Water, sanitation and hygiene (WASH), while recognized as a necessity, requires acceptance by the healthcare team. As we work toward universal WASH, and as we work toward standards in attention health delivery process measures and outcome measures, we should work toward culturally appropriate design.
WASH monitoring reveals that 25% of health care facilities have no basic water services, 10% of health care facilities globally have no sanitation services and one in three do not have adequate facilities to clean hands at the point of care. One in three health care facilities do not segregate waste safely [1]. Advancing WASH in healthcare across the world is an urgent necessity, and global strategic plans are forming.
Care is affected for the 712 million people who have no access to water when they use health care facilities, yet we have not fully invested in understanding the effects. The reality of WASH inaccess also affects how current care is perceived and how current norms are ingrained.
To maximize our global efforts with adequate water, sanitation and hygiene in healthcare facilities across all countries, we should simultaneously strive to be welcomed into others’ space.
Understand where we are, as a world, with WASH and healthcare
*Fund the collection and comparison of: healthcare operations, delivery, equipment inventory and use, labor scope of practice, health outcomes and other considerations that inaccess to WASH has altered.
*Fund data analytics of outcomes alongside WASH progress. Understand the impact of WASH objectively.
Understand where countries are, as their own country, with WASH and healthcare
*Survey populations, government leaders and healthcare facilities with standard questionnaires. What do countries feel they need in WASH supplies? How do they feel access to WASH or inaccess to WASH affects health? What are the obstacles, barriers and strengths these countries have for WASH implementation? What do global strategies call for with WASH that countries may feel unnecessary or excessive? What are the major workarounds for facilities with WASH inaccess, and how have these workarounds hindered or supported patient safety? Survey these populations, and understand them.

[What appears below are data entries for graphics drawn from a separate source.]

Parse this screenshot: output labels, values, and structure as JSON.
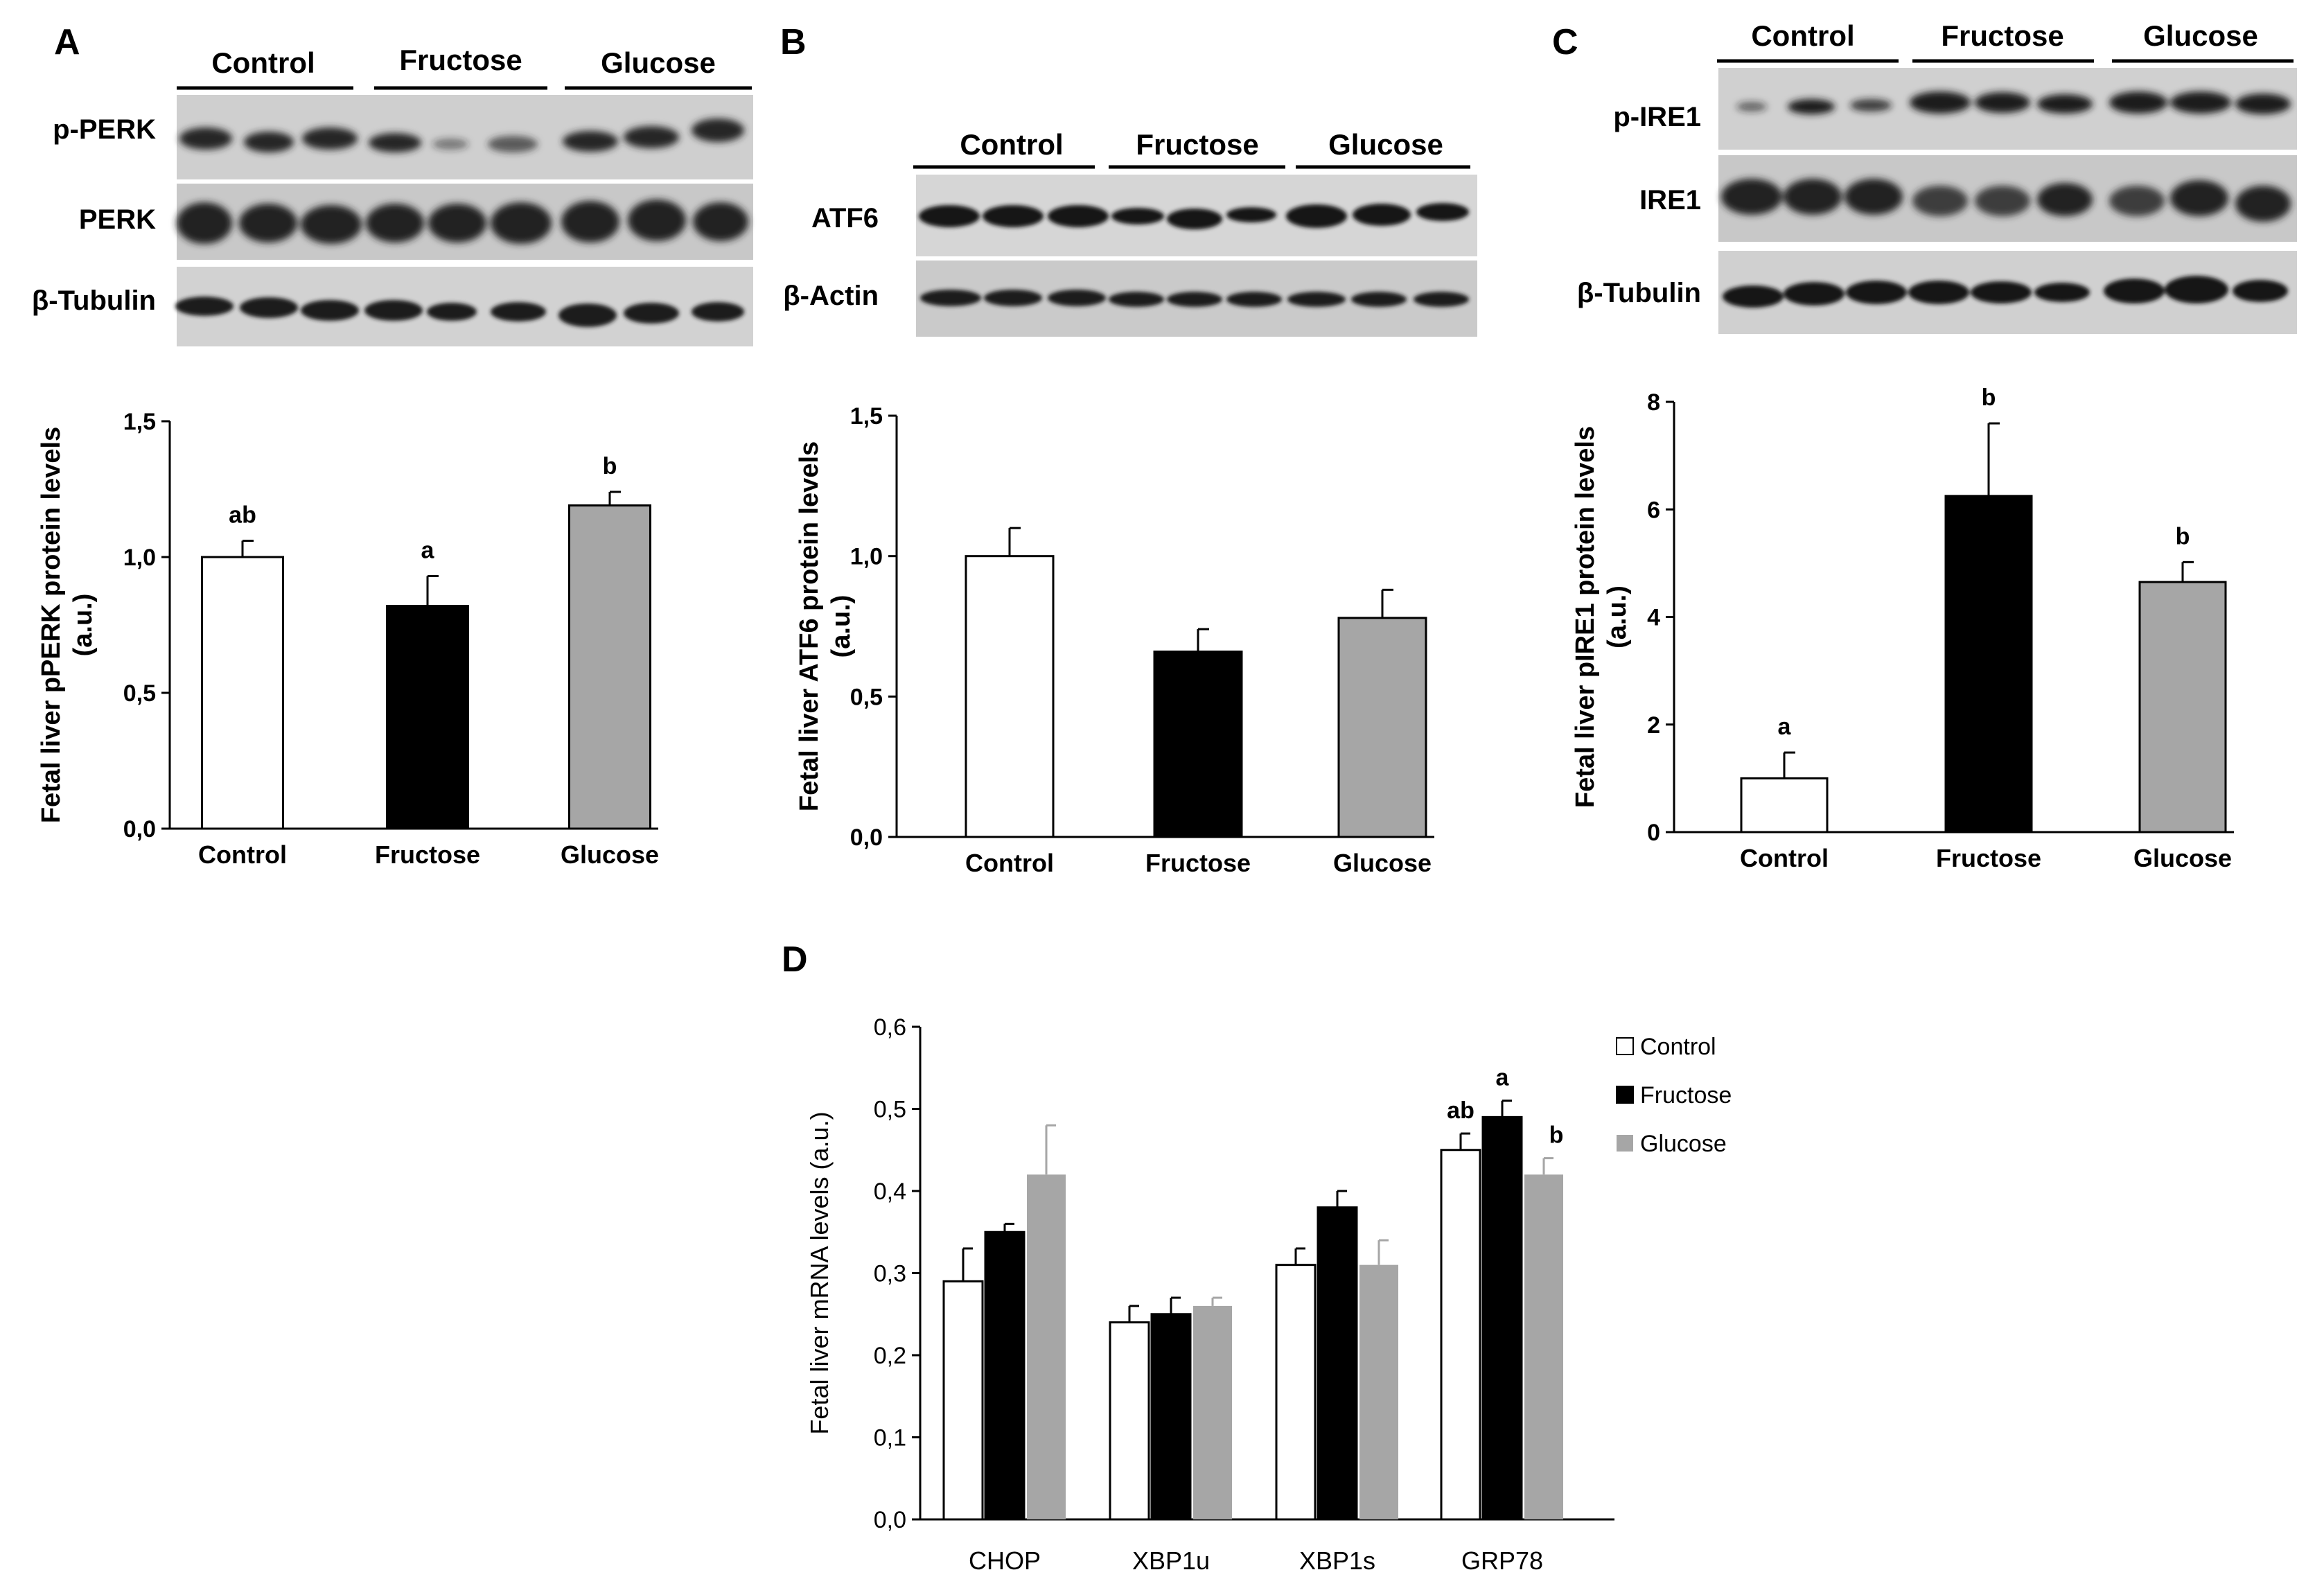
{
  "colors": {
    "control": "#ffffff",
    "fructose": "#000000",
    "glucose": "#a6a6a6",
    "blot_bg": "#cfcfcf",
    "band": "#1e1e1e",
    "axis": "#000000"
  },
  "panels": [
    {
      "letter": "A",
      "group_labels": [
        "Control",
        "Fructose",
        "Glucose"
      ],
      "blot_labels": [
        "p-PERK",
        "PERK",
        "β-Tubulin"
      ]
    },
    {
      "letter": "B",
      "group_labels": [
        "Control",
        "Fructose",
        "Glucose"
      ],
      "blot_labels": [
        "ATF6",
        "β-Actin"
      ]
    },
    {
      "letter": "C",
      "group_labels": [
        "Control",
        "Fructose",
        "Glucose"
      ],
      "blot_labels": [
        "p-IRE1",
        "IRE1",
        "β-Tubulin"
      ]
    },
    {
      "letter": "D"
    }
  ],
  "chart_data": [
    {
      "panel": "A",
      "type": "bar",
      "categories": [
        "Control",
        "Fructose",
        "Glucose"
      ],
      "values": [
        1.0,
        0.82,
        1.19
      ],
      "errors": [
        0.06,
        0.11,
        0.05
      ],
      "significance": [
        "ab",
        "a",
        "b"
      ],
      "ylabel_line1": "Fetal liver pPERK protein levels",
      "ylabel_line2": "(a.u.)",
      "ylim": [
        0,
        1.5
      ],
      "yticks": [
        0,
        0.5,
        1.0,
        1.5
      ],
      "ytick_labels": [
        "0,0",
        "0,5",
        "1,0",
        "1,5"
      ]
    },
    {
      "panel": "B",
      "type": "bar",
      "categories": [
        "Control",
        "Fructose",
        "Glucose"
      ],
      "values": [
        1.0,
        0.66,
        0.78
      ],
      "errors": [
        0.1,
        0.08,
        0.1
      ],
      "significance": [
        "",
        "",
        ""
      ],
      "ylabel_line1": "Fetal liver ATF6 protein levels",
      "ylabel_line2": "(a.u.)",
      "ylim": [
        0,
        1.5
      ],
      "yticks": [
        0,
        0.5,
        1.0,
        1.5
      ],
      "ytick_labels": [
        "0,0",
        "0,5",
        "1,0",
        "1,5"
      ]
    },
    {
      "panel": "C",
      "type": "bar",
      "categories": [
        "Control",
        "Fructose",
        "Glucose"
      ],
      "values": [
        1.0,
        6.25,
        4.65
      ],
      "errors": [
        0.48,
        1.35,
        0.37
      ],
      "significance": [
        "a",
        "b",
        "b"
      ],
      "ylabel_line1": "Fetal liver pIRE1 protein levels",
      "ylabel_line2": "(a.u.)",
      "ylim": [
        0,
        8
      ],
      "yticks": [
        0,
        2,
        4,
        6,
        8
      ],
      "ytick_labels": [
        "0",
        "2",
        "4",
        "6",
        "8"
      ]
    },
    {
      "panel": "D",
      "type": "bar",
      "categories": [
        "CHOP",
        "XBP1u",
        "XBP1s",
        "GRP78"
      ],
      "series": [
        {
          "name": "Control",
          "values": [
            0.29,
            0.24,
            0.31,
            0.45
          ],
          "errors": [
            0.04,
            0.02,
            0.02,
            0.02
          ]
        },
        {
          "name": "Fructose",
          "values": [
            0.35,
            0.25,
            0.38,
            0.49
          ],
          "errors": [
            0.01,
            0.02,
            0.02,
            0.02
          ]
        },
        {
          "name": "Glucose",
          "values": [
            0.42,
            0.26,
            0.31,
            0.42
          ],
          "errors": [
            0.06,
            0.01,
            0.03,
            0.02
          ]
        }
      ],
      "group_significance": {
        "category": "GRP78",
        "labels": [
          "ab",
          "a",
          "b"
        ]
      },
      "ylabel": "Fetal liver mRNA levels (a.u.)",
      "ylim": [
        0,
        0.6
      ],
      "yticks": [
        0,
        0.1,
        0.2,
        0.3,
        0.4,
        0.5,
        0.6
      ],
      "ytick_labels": [
        "0,0",
        "0,1",
        "0,2",
        "0,3",
        "0,4",
        "0,5",
        "0,6"
      ],
      "legend_position": "top-right"
    }
  ]
}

*Analyze and report on country perspective. What are common workarounds, what are the reported outcomes and what are the objective outcomes? How can outcome data and epidemiology be strengthened, and how can this support be communicated and be welcomed?
*Survey countries to gain insight on cultural norms. What are norms that WASH has not yet disrupted, what norms is WASH currently disrupting, and what norms have WASH modified? What are norms that continue to be disrupted by inaccess to WASH?
*Dialogue and plan for logistics of WASH design, including labor, education, materials, ongoing maintenance, sustained finance and supportive infrastructure. Ask the countries what they need. Ask for these countries to partner in leadership of design, and designate liaisons to help see it through.